La tempête qui secoue les marchés financiers depuis plusieurs mois met incontestablement à rude épreuve l'ensemble des stratégies de placement, quelle que soit leur orientation. Certains laissent entendre que les styles d'investissement alternatifs, tels que les fonds de type absolute return, souffrent particulièrement de la situation actuelle. Cette affirmation ne résiste pas à un examen plus approfondi. Pour autant que leur conception et leur mise en œuvre soient adéquates, les produits à rendement absolu conservent tout leur attrait dans le cadre de l'allocation d'actifs.

Les exemples négatifs concernent toutes les catégories de placement: pourtant, l'idée ne viendrait à personne de fuir les investissements en actions uniquement parce que certains fonds en actions s'avèrent nettement moins performants que l'ensemble du marché. Il en est de même pour les stratégies du secteur absolute return.

En réalité, les fonds de placement absolute return qui s'orientent sur les marchés obligataires tirent mieux leur épingle du jeu que la plupart des classes d'actifs traditionnelles (obligations d'entreprises et de pays émergents ou emprunts convertibles): depuis que la crise financière a éclaté en été 2007, les fonds absolute return enregistrent ainsi des rendements positifs à modérément négatifs jusqu'à environ 5% (cette estimation ne tient pas compte des fonds qui s'écartent notablement de la moyenne à la hausse ou à la baisse). Durant la même période, les emprunts des pays émergents ont perdu en moyenne 15%, les obligations d'entreprises à haut rendement 30% et les emprunts convertibles 35%. Certes, une majorité de produits absolute return n'ont jusqu'ici pas encore atteint les objectifs de rendement escomptés. Mais est-ce vraiment un problème spécifique à ce type d'actifs? Force est de répondre par la négative, puisqu'une majorité de fonds n'atteignent pas non plus les objectifs fixés à long terme dans d'autres catégories de placement. Comme dans tous les domaines, la sélection rigoureuse des produits est donc la première des exigences.

Les derniers mois et trimestres nous ont une nouvelle fois confortés dans notre philosophie d'investissement pour les stratégies absolute return, qui repose sur une approche multi-stratégies: au lieu de recourir à un thème de placement isolé pour dégager des rendements excédentaires, nous agissons de manière flexible dans un large éventail de stratégies englobant, pour les produits obligataires, les marchés mondiaux des taux d'intérêt, des devises, du crédit ou des emprunts convertibles.
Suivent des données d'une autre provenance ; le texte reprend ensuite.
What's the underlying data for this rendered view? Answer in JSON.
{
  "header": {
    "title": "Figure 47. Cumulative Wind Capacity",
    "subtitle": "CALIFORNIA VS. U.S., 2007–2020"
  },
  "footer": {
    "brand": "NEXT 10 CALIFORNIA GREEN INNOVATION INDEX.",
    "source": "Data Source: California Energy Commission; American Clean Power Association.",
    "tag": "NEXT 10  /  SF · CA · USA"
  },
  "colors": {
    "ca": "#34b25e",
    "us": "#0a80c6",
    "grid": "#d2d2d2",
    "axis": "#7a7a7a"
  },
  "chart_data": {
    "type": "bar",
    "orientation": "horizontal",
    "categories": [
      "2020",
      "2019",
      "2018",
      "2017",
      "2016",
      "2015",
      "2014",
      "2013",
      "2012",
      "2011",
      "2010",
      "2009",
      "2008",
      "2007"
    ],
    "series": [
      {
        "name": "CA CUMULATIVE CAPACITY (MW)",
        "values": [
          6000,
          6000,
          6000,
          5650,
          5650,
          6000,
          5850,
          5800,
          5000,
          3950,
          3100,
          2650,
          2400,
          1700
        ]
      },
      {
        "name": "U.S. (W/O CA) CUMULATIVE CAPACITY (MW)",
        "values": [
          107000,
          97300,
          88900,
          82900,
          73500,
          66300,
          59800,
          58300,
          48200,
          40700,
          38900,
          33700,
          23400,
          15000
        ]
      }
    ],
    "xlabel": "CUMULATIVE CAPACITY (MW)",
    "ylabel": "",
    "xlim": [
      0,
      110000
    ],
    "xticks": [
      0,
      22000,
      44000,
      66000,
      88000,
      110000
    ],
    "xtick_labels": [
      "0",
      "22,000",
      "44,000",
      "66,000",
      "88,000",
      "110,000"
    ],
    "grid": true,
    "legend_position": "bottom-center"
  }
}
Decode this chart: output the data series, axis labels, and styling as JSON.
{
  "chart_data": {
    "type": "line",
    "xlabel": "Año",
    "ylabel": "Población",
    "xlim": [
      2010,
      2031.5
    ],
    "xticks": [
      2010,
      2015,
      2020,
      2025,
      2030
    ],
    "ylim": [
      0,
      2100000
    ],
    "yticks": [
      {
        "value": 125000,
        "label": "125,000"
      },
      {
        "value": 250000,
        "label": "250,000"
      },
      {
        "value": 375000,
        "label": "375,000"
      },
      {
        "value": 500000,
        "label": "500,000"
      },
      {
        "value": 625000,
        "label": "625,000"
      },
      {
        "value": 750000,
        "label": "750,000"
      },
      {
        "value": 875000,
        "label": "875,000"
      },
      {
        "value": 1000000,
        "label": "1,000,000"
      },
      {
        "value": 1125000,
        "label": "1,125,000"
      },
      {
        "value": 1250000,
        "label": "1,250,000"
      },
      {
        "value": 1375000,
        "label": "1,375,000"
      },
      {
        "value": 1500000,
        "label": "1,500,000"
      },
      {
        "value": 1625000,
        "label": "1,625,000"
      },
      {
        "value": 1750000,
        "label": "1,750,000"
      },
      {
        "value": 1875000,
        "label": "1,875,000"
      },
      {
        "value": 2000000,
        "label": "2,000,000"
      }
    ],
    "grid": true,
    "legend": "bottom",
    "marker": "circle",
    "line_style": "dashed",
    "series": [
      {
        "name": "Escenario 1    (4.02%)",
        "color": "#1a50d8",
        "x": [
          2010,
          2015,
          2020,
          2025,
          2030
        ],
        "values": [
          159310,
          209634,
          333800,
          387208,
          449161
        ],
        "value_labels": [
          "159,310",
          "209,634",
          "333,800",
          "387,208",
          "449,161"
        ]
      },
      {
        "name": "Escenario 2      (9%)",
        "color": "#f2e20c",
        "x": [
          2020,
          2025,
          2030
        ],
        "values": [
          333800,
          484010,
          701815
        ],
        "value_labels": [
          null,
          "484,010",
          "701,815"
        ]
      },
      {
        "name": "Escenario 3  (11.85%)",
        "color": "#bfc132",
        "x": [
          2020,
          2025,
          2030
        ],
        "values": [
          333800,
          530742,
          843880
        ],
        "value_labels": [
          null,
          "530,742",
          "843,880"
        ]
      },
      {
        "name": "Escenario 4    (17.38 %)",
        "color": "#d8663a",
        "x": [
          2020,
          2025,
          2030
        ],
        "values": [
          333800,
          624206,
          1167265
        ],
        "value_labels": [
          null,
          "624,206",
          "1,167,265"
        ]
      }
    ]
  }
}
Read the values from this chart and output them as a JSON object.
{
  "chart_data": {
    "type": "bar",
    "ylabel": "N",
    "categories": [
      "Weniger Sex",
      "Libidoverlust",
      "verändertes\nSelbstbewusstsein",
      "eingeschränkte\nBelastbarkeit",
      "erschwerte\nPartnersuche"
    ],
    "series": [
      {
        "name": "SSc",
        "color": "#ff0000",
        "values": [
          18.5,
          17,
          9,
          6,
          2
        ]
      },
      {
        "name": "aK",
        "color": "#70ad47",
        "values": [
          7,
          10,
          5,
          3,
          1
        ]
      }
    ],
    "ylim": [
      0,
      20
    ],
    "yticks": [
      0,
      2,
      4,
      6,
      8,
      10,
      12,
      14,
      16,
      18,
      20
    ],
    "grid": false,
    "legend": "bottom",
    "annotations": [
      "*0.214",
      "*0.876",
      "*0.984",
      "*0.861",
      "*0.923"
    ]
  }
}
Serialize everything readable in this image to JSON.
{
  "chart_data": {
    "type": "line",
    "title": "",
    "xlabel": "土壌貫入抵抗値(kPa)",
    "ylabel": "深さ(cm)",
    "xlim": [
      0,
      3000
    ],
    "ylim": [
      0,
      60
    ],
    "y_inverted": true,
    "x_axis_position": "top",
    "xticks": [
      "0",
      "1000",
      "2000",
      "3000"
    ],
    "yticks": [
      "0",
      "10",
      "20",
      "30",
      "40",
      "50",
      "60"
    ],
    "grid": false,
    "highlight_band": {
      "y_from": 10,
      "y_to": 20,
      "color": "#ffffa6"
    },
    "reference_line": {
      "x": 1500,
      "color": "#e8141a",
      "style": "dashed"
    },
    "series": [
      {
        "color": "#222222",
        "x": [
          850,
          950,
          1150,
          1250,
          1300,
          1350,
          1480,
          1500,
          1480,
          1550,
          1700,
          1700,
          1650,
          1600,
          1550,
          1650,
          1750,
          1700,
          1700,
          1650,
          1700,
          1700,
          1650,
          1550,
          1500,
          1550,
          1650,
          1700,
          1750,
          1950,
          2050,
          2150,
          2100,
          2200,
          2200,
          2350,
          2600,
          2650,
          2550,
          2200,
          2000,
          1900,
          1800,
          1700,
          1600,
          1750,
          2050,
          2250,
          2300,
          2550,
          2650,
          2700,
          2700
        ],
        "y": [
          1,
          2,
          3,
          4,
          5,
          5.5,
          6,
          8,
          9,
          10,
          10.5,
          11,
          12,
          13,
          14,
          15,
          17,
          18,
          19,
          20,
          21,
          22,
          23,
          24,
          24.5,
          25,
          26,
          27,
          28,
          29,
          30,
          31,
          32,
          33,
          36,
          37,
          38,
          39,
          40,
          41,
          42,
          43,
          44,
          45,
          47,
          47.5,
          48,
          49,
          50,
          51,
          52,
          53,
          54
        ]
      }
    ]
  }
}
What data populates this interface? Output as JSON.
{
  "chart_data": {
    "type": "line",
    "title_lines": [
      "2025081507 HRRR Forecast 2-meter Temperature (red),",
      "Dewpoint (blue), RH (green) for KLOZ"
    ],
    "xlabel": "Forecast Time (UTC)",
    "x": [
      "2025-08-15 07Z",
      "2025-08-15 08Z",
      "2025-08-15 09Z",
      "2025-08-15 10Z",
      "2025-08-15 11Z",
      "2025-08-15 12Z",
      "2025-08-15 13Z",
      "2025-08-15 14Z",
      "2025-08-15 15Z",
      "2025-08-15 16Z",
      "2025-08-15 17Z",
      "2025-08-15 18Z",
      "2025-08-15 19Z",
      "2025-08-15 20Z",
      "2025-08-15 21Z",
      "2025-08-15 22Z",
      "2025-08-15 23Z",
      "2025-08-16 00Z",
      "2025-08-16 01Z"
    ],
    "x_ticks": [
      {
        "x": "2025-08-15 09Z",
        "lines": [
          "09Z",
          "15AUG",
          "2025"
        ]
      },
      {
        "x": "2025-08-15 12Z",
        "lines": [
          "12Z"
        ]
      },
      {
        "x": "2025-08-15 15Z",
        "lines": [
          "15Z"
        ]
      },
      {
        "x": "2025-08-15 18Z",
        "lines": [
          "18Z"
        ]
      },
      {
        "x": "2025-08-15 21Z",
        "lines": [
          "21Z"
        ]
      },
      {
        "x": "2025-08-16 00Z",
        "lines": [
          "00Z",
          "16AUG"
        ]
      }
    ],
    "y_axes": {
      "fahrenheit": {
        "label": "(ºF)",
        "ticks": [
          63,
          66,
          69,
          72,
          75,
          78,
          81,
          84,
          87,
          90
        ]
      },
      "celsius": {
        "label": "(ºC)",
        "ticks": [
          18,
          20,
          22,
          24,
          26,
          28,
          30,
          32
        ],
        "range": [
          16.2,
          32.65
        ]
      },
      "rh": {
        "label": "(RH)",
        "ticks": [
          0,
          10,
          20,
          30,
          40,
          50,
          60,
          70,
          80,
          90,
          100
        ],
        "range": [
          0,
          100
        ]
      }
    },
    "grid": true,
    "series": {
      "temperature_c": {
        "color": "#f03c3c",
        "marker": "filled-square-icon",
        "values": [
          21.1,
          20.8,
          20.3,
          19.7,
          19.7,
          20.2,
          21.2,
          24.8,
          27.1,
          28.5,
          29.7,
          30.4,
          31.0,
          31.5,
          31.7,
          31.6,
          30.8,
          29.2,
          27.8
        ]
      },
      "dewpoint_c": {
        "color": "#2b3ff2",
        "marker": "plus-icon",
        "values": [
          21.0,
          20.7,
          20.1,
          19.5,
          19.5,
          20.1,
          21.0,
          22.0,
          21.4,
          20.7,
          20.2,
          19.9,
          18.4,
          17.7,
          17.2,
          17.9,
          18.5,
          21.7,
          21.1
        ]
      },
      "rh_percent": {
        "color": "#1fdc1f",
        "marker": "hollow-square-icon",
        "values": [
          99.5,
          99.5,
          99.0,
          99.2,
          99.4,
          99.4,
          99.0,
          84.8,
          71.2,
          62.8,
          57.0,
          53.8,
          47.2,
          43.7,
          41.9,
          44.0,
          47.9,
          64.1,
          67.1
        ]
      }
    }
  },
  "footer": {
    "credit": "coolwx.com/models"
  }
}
Nous cherchons non seulement à diversifier nos positions, mais également à tirer parti des valorisations insuffisantes ou excessives ainsi que des erreurs d'évaluation relatives à l'intérieur de ces classes d'actifs. Nous réduisons ainsi la dépendance vis-à-vis de certains marchés et idées de placement, ce qui permet également de surcompenser les périodes de faiblesse passagères dans certaines sous-stratégies. Cette approche génère non seulement un profil de rendement nettement plus diversifié, constant et durable, mais se traduit également par des fluctuations plus modérées en termes de rendement. Nous veillons en outre à conserver suffisamment de liquidités ainsi que des titres faciles à revendre afin de pouvoir gérer en permanence les apports et retraits de fonds.

Outre l'importance d'un concept éprouvé et d'une mise en œuvre efficace, l'expertise de l'équipe de placement est déterminante. A cet égard, nous nous référons aux historiques de performance à long terme dans la gestion des emprunts axée sur une approche absolute return. Nous misons également sur des équipes restreintes composées de spécialistes, ce qui permet de concrétiser rapidement les idées et décisions de placement.

Convaincus que les stratégies absolute return doivent faire partie intégrante de l'allocation d'actifs, nous continuons à développer notre offre de produits à rendement absolu sur la base des historiques de performance actuels. Cette résolution s'appuie sur un autre constat: tous les fonds déjà lancés dans le segment obligataire génèrent non seulement des revenus nettement positifs à moyen terme, mais également des rendements excédentaires substantiels par rapport aux produits concurrents. De notre point de vue, les stratégies absolute return ont donc encore de beaux jours devant elles.